Notice I haven’t said anything about acting. Transformation
is more like a dance or a sport. Eddie had to play a real person, a human being
who still has many valuable traits that had to adapt over time. Any good actor
understands that emotional adaptation is equally as difficult as physical
adaptation. He starts as this charming, funny, goofy, genteel savant who is apt
enough to recognize his brilliance is the very thing that disrupts his social
candor. The beauty of this film is seeing him have an easier time creating an
equation that can trace the beginning of time than speaking to a girl at a
party. You see the joy he has in life, happiness, potential… he’s an incredibly
full human being. But he’s still a page in a bunch of history books and video
libraries until someone (or something) breathes new life into him. Eddie’s
ultimate task is to create a uniquely remarkable man and take him through the
dreadful illness, all the while maintaining every quality he introduced at the
beginning. If he pulled that off, he transformed. If he didn’t, he was an actor
acting a part.
It’s to the actor’s benefit to believe people don’t inherently
change; they merely learn, grow and adapt. Change is too boring and easy,
anyway. This gives us an emotional, moral or spiritual through line that is
used to compliment time but has its’ own course. Stephen Hawking, that incredible,
healthy spirit Eddie created at the beginning of the film, morphed through a
struggle of body and mind unlike anything I’ve ever seen-but it didn’t change.

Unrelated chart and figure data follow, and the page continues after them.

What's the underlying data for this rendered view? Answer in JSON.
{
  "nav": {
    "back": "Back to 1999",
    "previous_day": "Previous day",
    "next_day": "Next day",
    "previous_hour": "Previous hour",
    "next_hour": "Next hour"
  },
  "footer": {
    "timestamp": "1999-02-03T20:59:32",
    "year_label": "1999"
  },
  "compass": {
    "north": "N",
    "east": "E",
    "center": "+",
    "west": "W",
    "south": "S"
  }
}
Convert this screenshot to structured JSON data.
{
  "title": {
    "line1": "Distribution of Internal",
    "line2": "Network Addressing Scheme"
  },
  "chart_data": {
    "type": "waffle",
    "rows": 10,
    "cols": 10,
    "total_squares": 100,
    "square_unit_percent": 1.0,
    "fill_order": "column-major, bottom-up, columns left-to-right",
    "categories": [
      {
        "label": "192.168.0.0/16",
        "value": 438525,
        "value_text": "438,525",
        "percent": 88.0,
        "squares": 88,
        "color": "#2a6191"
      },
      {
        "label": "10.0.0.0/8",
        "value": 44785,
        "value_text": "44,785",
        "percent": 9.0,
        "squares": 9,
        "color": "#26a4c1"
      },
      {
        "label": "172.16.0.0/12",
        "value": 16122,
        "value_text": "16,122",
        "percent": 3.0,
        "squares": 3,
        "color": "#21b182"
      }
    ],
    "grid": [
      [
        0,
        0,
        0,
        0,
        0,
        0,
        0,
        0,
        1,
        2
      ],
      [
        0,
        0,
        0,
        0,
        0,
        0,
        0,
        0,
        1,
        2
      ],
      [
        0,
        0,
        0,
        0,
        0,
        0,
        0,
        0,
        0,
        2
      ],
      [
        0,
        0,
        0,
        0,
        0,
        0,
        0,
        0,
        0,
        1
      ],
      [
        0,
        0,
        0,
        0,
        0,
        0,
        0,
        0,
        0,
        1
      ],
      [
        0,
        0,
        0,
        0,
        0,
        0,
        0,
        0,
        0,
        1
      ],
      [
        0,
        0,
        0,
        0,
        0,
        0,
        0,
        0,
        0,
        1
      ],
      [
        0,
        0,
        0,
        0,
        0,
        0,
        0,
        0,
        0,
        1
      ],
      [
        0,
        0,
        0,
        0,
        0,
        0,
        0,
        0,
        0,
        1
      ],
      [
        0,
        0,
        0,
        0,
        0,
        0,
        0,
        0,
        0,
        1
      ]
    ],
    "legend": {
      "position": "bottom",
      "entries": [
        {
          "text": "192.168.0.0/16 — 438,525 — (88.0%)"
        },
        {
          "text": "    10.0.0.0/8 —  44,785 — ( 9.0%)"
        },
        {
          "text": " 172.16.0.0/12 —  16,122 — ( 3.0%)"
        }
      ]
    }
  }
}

His (Stephen’s) work merely became more difficult. A lot more difficult. And,
with the help of his amazing wife, Jane, he overcomes. Eddie had to find out
how, while his physicality waned and his work became frenetic, he continued to
have humor, charm, creativity and humanity, and through his courage and
perseverance he changed the way we view the world. Eddie did all of this work
and had the balls to let all of this work be EFFECTED by his partners and
environment. We got to see not only that Eddie could no longer hold his own
child, but also the internal anguish experienced as a result. We got to see him
love bragging about his sexual activity. So many human moments stand out, ones
where his preparation was no longer the
work and he could simply exist in the scenes, dramatic and emotional as
they may have been. One of the most powerful moments of the year for me was
when he is speaking to students at the end of the film. He sees a student drop
a pen and, as if in an alternate place and time, he steps out of the chair,
walks to the student, kneels down and hands her the pen. We got to see the man
Stephen would be without ALS and guess what? It’s the same man as the one WITH
ALS. The same man from Cambridge. The man who loved fireworks and neon lights
on TIDE. The man who let the love of his life move on. The man who inspired
hope. Looks like Eddie didn’t just transform, he transcended.
When all is said and done, the most important part of the
equation is us, the audience. I have to believe what you say and do. Even more
than I have to believe this beautiful, able-bodied man has ALS, I must believe
that when he looks someone in the face and speaks, he speaks in earnest. I
believe every word that Eddie said and Every second of what Eddie did. Every
single frame. The scene where he announces he’s leaving his wife still looms
over me as the most unforgettable, moving, sincere, everlasting moment I’ve
seen captured on screen in a long, long time. Stephen’s love, his passion, his
fight, his want, his hunger, how he maintains his magnanimity… Perhaps I’m a
simple lush, but if I were Stephen Hawking I would view EDDIE’s work as the highest
compliment to a life well lived. I can’t wait to see what he will do next.